Part of those task forces will likely be made up of Intelligence, Information, Cyber, Electronic Warfare and Space (I2CEWS) battalions, experimental units stood up about a year ago, Esper said.

These specialized battalions are designed to enable U.S. forces to disrupt, deny and degrade enemy capabilities in combat, Army officials say.

"It's very exciting what they are doing; it's showing a lot of capability," Esper said, describing how the units have been conducting exercises in the Pacific.

As the Army finalizes its Multi-Domain Operations doctrine, Army Futures Command will spend the next year to 18 months "looking through all the scenarios of future warfare, what the environments might look like in 2030, what potential adversaries may field [and] how will they will field it," he said.

At the end of that wargaming exercise, "it is going to spit out a new war-fighting construct and what will inform us whether in the future we fight as BCTs at the division level. Maybe we fight at some new level of command that we just haven't thought of yet," Esper said. "It will also tell us how many companies and battalions in each."

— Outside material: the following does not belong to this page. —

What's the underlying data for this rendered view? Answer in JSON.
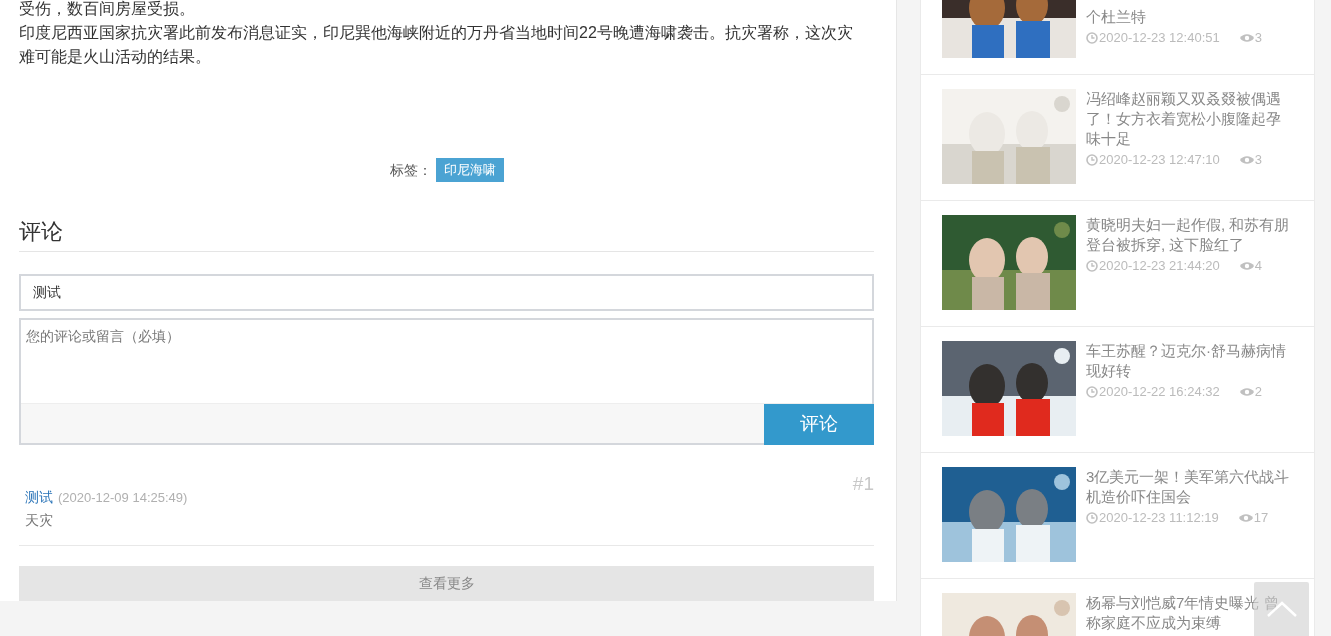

If the Army's formations end up changing, the service may have to adjust how it approaches procurement as well, he said.

"For example, in the Army I grew up in, we had a much more robust nuclear, biological, chemical [NBC] capability; we had more robust artillery and we had more robust electronic warfare [EW]," said Esper, who served in the first Gulf War. "I do see those things going back into our formations. That is going to drive new thinking about how do we have robust EW, NBC, etc."

The same will be true for cyber capabilities, he said. The Army currently plans to have cyber units at the brigade, division and corps level.

"That may continue to flesh itself out as we continue to run these wargames. They may say, 'Well, battalions may need cyber,'" Esper said. "Then we need to change the force and bring in more soldiers to do cyber, so it is going to change a lot. This next 12-to-18 months as we flesh it out ... it will really inform where we go in terms of the formations of the Army."